[Iccrg] Heresy recapped

S. Keshav keshav at uwaterloo.ca
Wed Apr 16 20:58:06 BST 2008


On Apr 16, 2008, at 1:03 PM, Lars Eggert wrote:
>
> I wouldn't go quite so far and call the current status quo of TCP- 
> friendliness dogmatic; it's mostly what VJ congestion control left  
> us with, and it's sort of a better-than-nothing style of fairness. I  
> do encourage folks to revisit that design choice and discuss whether  
> this type of fairness is what the current and especially future  
> Internet should strive to adhere to, or whether there are  
> alternatives or generalizations that offer more flexibility or  
> "stronger" notions of fairness.
>
> Lars


Lars,
	I think two points are obvious:

		1. VJ congestion control, or any end-point congestion control for  
that matter, cannot by itself provide fairness of any sort. Fairness  
(whatever the definition) must come from inside the network, simply  
because the edges are uncontrolled. We can argue all we want what  
fairness means, but this fact remains. So the status quo is broken, a  
fact that has been known for 20 years.

	2. Even if we put into place mechanisms for 'fairness', it is not  
clear that anyone cares about fairness in the first place.
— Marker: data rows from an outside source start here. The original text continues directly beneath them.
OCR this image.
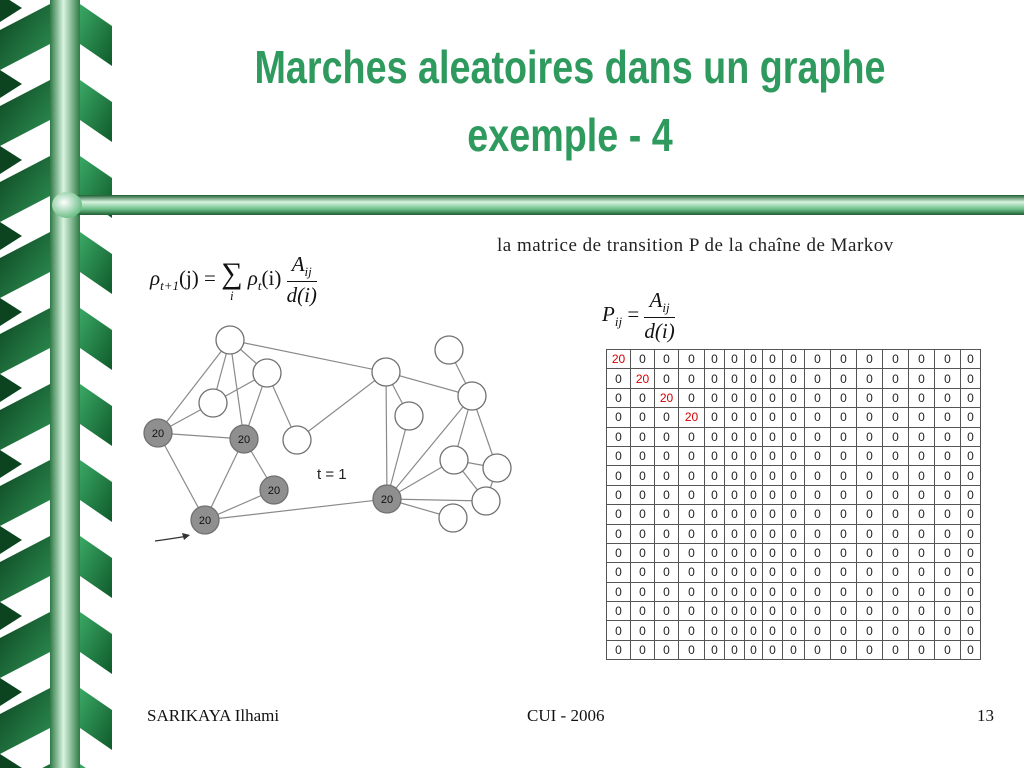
Marches aleatoires dans un graphe
exemple - 4
la matrice de transition P de la chaîne de Markov
$\rho_{t+1}(j)$ = ∑
i
$\rho_t(i) \frac{A_{ij}}{d(i)}$
$P_{ij} = \frac{A_{ij}}{d(i)}$
20	20
20
20
20
t = 1
20	0	0	0	0	0	0	0	0	0	0	0	0	0	0	0
0	20	0	0	0	0	0	0	0	0	0	0	0	0	0	0
0	0	20	0	0	0	0	0	0	0	0	0	0	0	0	0
0	0	0	20	0	0	0	0	0	0	0	0	0	0	0	0
0	0	0	0	0	0	0	0	0	0	0	0	0	0	0	0
0	0	0	0	0	0	0	0	0	0	0	0	0	0	0	0
0	0	0	0	0	0	0	0	0	0	0	0	0	0	0	0
0	0	0	0	0	0	0	0	0	0	0	0	0	0	0	0
0	0	0	0	0	0	0	0	0	0	0	0	0	0	0	0
0	0	0	0	0	0	0	0	0	0	0	0	0	0	0	0
0	0	0	0	0	0	0	0	0	0	0	0	0	0	0	0
0	0	0	0	0	0	0	0	0	0	0	0	0	0	0	0
0	0	0	0	0	0	0	0	0	0	0	0	0	0	0	0
0	0	0	0	0	0	0	0	0	0	0	0	0	0	0	0
0	0	0	0	0	0	0	0	0	0	0	0	0	0	0	0
0	0	0	0	0	0	0	0	0	0	0	0	0	0	0	0
SARIKAYA Ilhami	CUI - 2006	13
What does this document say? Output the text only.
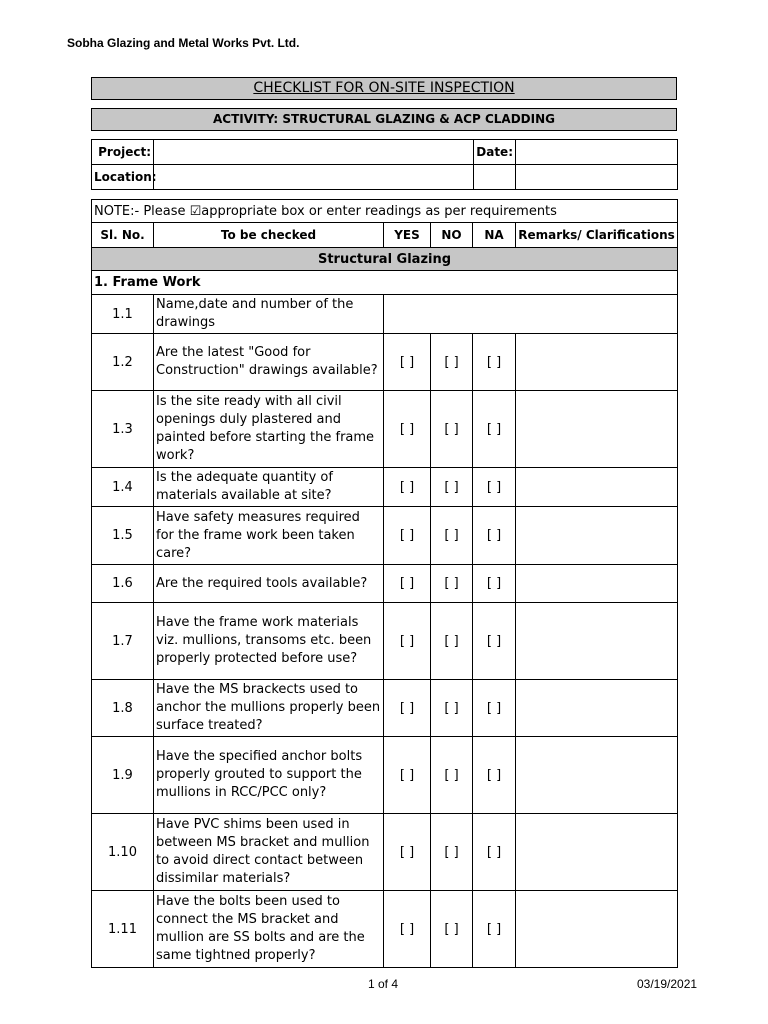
Sobha Glazing and Metal Works Pvt. Ltd.
CHECKLIST FOR ON-SITE INSPECTION
ACTIVITY: STRUCTURAL GLAZING & ACP CLADDING
Project:		Date:	
Location:			
NOTE:- Please ☑appropriate box or enter readings as per requirements					
Sl. No.	To be checked	YES	NO	NA	Remarks/ Clarifications
Structural Glazing					
1. Frame Work					
1.1	Name,date and number of the drawings				
1.2	Are the latest "Good for Construction" drawings available?	[ ]	[ ]	[ ]	
1.3	Is the site ready with all civil openings duly plastered and painted before starting the frame work?	[ ]	[ ]	[ ]	
1.4	Is the adequate quantity of materials available at site?	[ ]	[ ]	[ ]	
1.5	Have safety measures required for the frame work been taken care?	[ ]	[ ]	[ ]	
1.6	Are the required tools available?	[ ]	[ ]	[ ]	
1.7	Have the frame work materials viz. mullions, transoms etc. been properly protected before use?	[ ]	[ ]	[ ]	
1.8	Have the MS brackects used to anchor the mullions properly been surface treated?	[ ]	[ ]	[ ]	
1.9	Have the specified anchor bolts properly grouted to support the mullions in RCC/PCC only?	[ ]	[ ]	[ ]	
1.10	Have PVC shims been used in between MS bracket and mullion to avoid direct contact between dissimilar materials?	[ ]	[ ]	[ ]	
1.11	Have the bolts been used to connect the MS bracket and mullion are SS bolts and are the same tightned properly?	[ ]	[ ]	[ ]	
1 of 4	03/19/2021
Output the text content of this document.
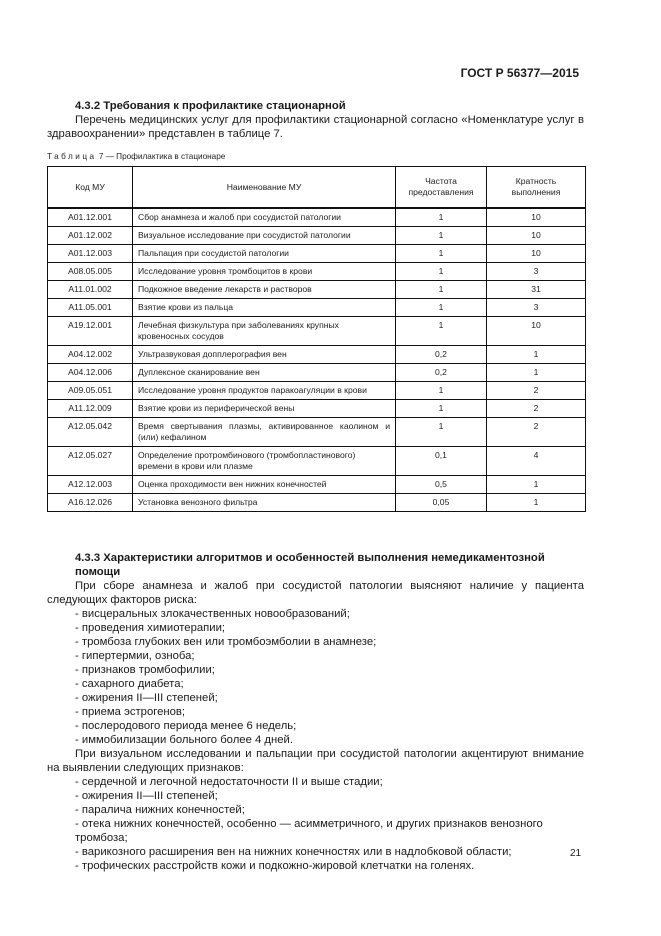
ГОСТ Р 56377—2015
4.3.2 Требования к профилактике стационарной
Перечень медицинских услуг для профилактики стационарной согласно «Номенклатуре услуг в здравоохранении» представлен в таблице 7.
Таблица 7 — Профилактика в стационаре
Код МУ	Наименование МУ	Частота предоставления	Кратность выполнения
A01.12.001	Сбор анамнеза и жалоб при сосудистой патологии	1	10
A01.12.002	Визуальное исследование при сосудистой патологии	1	10
A01.12.003	Пальпация при сосудистой патологии	1	10
A08.05.005	Исследование уровня тромбоцитов в крови	1	3
A11.01.002	Подкожное введение лекарств и растворов	1	31
A11.05.001	Взятие крови из пальца	1	3
A19.12.001	Лечебная физкультура при заболеваниях крупных кровеносных сосудов	1	10
A04.12.002	Ультразвуковая допплерография вен	0,2	1
A04.12.006	Дуплексное сканирование вен	0,2	1
A09.05.051	Исследование уровня продуктов паракоагуляции в крови	1	2
A11.12.009	Взятие крови из периферической вены	1	2
A12.05.042	Время свертывания плазмы, активированное каолином и (или) кефалином	1	2
A12.05.027	Определение протромбинового (тромбопластинового) времени в крови или плазме	0,1	4
A12.12.003	Оценка проходимости вен нижних конечностей	0,5	1
A16.12.026	Установка венозного фильтра	0,05	1
4.3.3 Характеристики алгоритмов и особенностей выполнения немедикаментозной помощи
При сборе анамнеза и жалоб при сосудистой патологии выясняют наличие у пациента следующих факторов риска:
- висцеральных злокачественных новообразований;
- проведения химиотерапии;
- тромбоза глубоких вен или тромбоэмболии в анамнезе;
- гипертермии, озноба;
- признаков тромбофилии;
- сахарного диабета;
- ожирения II—III степеней;
- приема эстрогенов;
- послеродового периода менее 6 недель;
- иммобилизации больного более 4 дней.
При визуальном исследовании и пальпации при сосудистой патологии акцентируют внимание на выявлении следующих признаков:
- сердечной и легочной недостаточности II и выше стадии;
- ожирения II—III степеней;
- паралича нижних конечностей;
- отека нижних конечностей, особенно — асимметричного, и других признаков венозного тромбоза;
- варикозного расширения вен на нижних конечностях или в надлобковой области;
- трофических расстройств кожи и подкожно-жировой клетчатки на голенях.
21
Two  
endpoint owners can compare notes about what service they receive, but  
the reason why they get different service could be misconfiguration,  
different RTTs, bugs in their software, line noise (or RF noise),  
cross traffic or just the phase of the moon.  As far as I can observe  
since 1988, the need for fairness is always assumed, rarely verified,  
and never necessary.

	My conclusion: fairness can't be achieved by endpoint control and in  
any case is a non-goal :-) Time to move on to something else (I  
stopped working in this area in 1991 for exactly this reason).